Disney has succeeded in doing this several times with its onstage musicals, elevating the material and looking at it with new eyes. For the stage version of The Little Mermaid, not only did Ariel get more songs that expanded upon her fascination with the “world above,” but they also cleverly used the medium to give Ariel a voice after she gives hers away. During this part of the show, we are given a peak into Ariel’s brain when she is first confronted by the world above and all of it’s inhabitants (including Eric). Later in “If Only (Quartet),” we hear her pleading, her wants, and her feelings for both Eric and the world she so longs to be apart of as time is running out.

It’s the same concept as giving your protagonist emotional agency, and in Ariel’s case, literally a voice, when they previously didn’t have it.
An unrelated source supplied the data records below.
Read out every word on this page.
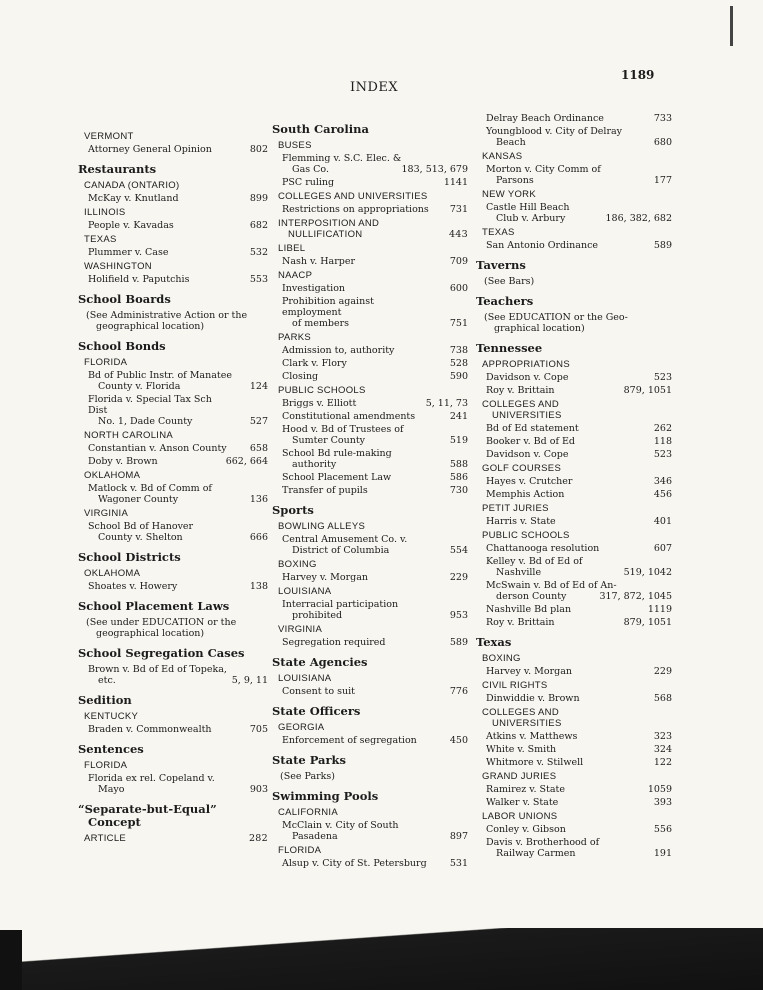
INDEX
1189
VERMONT
Attorney General Opinion	802
Restaurants
CANADA (ONTARIO)
McKay v. Knutland	899
ILLINOIS
People v. Kavadas	682
TEXAS
Plummer v. Case	532
WASHINGTON
Holifield v. Paputchis	553
School Boards
(See Administrative Action or the
geographical location)
School Bonds
FLORIDA
Bd of Public Instr. of Manatee
County v. Florida	124
Florida v. Special Tax Sch Dist
No. 1, Dade County	527
NORTH CAROLINA
Constantian v. Anson County	658
Doby v. Brown	662, 664
OKLAHOMA
Matlock v. Bd of Comm of
Wagoner County	136
VIRGINIA
School Bd of Hanover
County v. Shelton	666
School Districts
OKLAHOMA
Shoates v. Howery	138
School Placement Laws
(See under EDUCATION or the
geographical location)
School Segregation Cases
Brown v. Bd of Ed of Topeka,
etc.	5, 9, 11
Sedition
KENTUCKY
Braden v. Commonwealth	705
Sentences
FLORIDA
Florida ex rel. Copeland v.
Mayo	903
“Separate-but-Equal”
Concept
ARTICLE	282
South Carolina
BUSES
Flemming v. S.C. Elec. &
Gas Co.	183, 513, 679
PSC ruling	1141
COLLEGES AND UNIVERSITIES
Restrictions on appropriations	731
INTERPOSITION AND
NULLIFICATION	443
LIBEL
Nash v. Harper	709
NAACP
Investigation	600
Prohibition against employment
of members	751
PARKS
Admission to, authority	738
Clark v. Flory	528
Closing	590
PUBLIC SCHOOLS
Briggs v. Elliott	5, 11, 73
Constitutional amendments	241
Hood v. Bd of Trustees of
Sumter County	519
School Bd rule-making
authority	588
School Placement Law	586
Transfer of pupils	730
Sports
BOWLING ALLEYS
Central Amusement Co. v.
District of Columbia	554
BOXING
Harvey v. Morgan	229
LOUISIANA
Interracial participation
prohibited	953
VIRGINIA
Segregation required	589
State Agencies
LOUISIANA
Consent to suit	776
State Officers
GEORGIA
Enforcement of segregation	450
State Parks
(See Parks)
Swimming Pools
CALIFORNIA
McClain v. City of South
Pasadena	897
FLORIDA
Alsup v. City of St. Petersburg	531
Delray Beach Ordinance	733
Youngblood v. City of Delray
Beach	680
KANSAS
Morton v. City Comm of
Parsons	177
NEW YORK
Castle Hill Beach
Club v. Arbury	186, 382, 682
TEXAS
San Antonio Ordinance	589
Taverns
(See Bars)
Teachers
(See EDUCATION or the Geo-
graphical location)
Tennessee
APPROPRIATIONS
Davidson v. Cope	523
Roy v. Brittain	879, 1051
COLLEGES AND
UNIVERSITIES
Bd of Ed statement	262
Booker v. Bd of Ed	118
Davidson v. Cope	523
GOLF COURSES
Hayes v. Crutcher	346
Memphis Action	456
PETIT JURIES
Harris v. State	401
PUBLIC SCHOOLS
Chattanooga resolution	607
Kelley v. Bd of Ed of
Nashville	519, 1042
McSwain v. Bd of Ed of An-
derson County	317, 872, 1045
Nashville Bd plan	1119
Roy v. Brittain	879, 1051
Texas
BOXING
Harvey v. Morgan	229
CIVIL RIGHTS
Dinwiddie v. Brown	568
COLLEGES AND
UNIVERSITIES
Atkins v. Matthews	323
White v. Smith	324
Whitmore v. Stilwell	122
GRAND JURIES
Ramirez v. State	1059
Walker v. State	393
LABOR UNIONS
Conley v. Gibson	556
Davis v. Brotherhood of
Railway Carmen	191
Their emotions, their journey is what moves the plot forward rather than the rather dated events of princess stories where our heroines mostly find themselves in situations that just happen to them. Even Ursula has songs that express more complexity and nuance than her animated form. It’s something an audience craves when seeing real people on the stage and that anchors them in a longer imaginative journey.

The show also chose to improve and change the ending, giving Ariel the savior moment in the end. She’s the one who stops Ursula, not Eric. Essentially, the show gives her the moment to free herself of the mess she got herself into and make the choice to sacrifice the life she wants for the people she loves. It’s a beautiful way to improve upon the material in a way that an even more modern audience craves.

The Hunchback of Notre Dame (which still needs to find its way to Broadway) and Aladdin do the same. They bring to life animated characters and making them truly human, three dimensional, real, and complex. It’s all about fleshing out your heroes and heroines. When they’re played by real people, after all, they can’t be remotely cartoonish. They have to be grounded and they have to be real.

What’s to Come in the Live-Action Lineup

I can’t type the lineup here because it is literally too long, but the ones that have gotten the most buzz recently (after they gave themselves a pat on the back for not whitewashing the films) are Mulan and Aladdin. It was just announced that Mulan might indeed have songs in it, which means that there is a wide field open to expand upon Mulan, who she is, and her inner journey. Now of course this film didn’t necessarily need songs and while the songs in Mulan are absolutely incredible, there aren’t many. The strength lies within the story, ultimately. However, allowing Mulan to exist in song also gives Disney an opportunity.

It gives it a moment that is important for representation and for female warrior characters, which are not frequently allowed to show a range of emotionality. Song would be the perfect avenue for that harmonic balance between the brutality of war, the strength of humanity and women, and also the internal struggles and change that come with that.

It’s suggested that Aladdin will also be a musical. If it is, please ground Aladdin as the Broadway show did: in his grief and strife found in Menken’s best written song ‘ Proud of Your Boy’. Give us a real look at Jasmine, what she’s thinking, and what she’s going through. Let us see both their struggle in their opposite lives and bring that parallel to life. Let their star-crossed paths cross. It’ll be a more powerful journey for both of them and a more sentimental one. There’s a reason why that famous line about feeling “trapped” exists. They are on the same journey, just on opposite ends.

Overall, I worry not only about the sheer amount of these that Disney will be churning out, but ultimately about them not using the opportunity to do something exciting and new with the material, material that I love. An opportunity they could use to rectify any mistakes or missteps from the originals. They should take a page out of the Broadway teams’ adaptation book and inject something more to the pieces in order for them to stand on their own and exist as singularly strong material, nostalgia aside. However, if Beauty and the Beast is the guideline and the goal for all of these moving forward, it might already be a lost cause.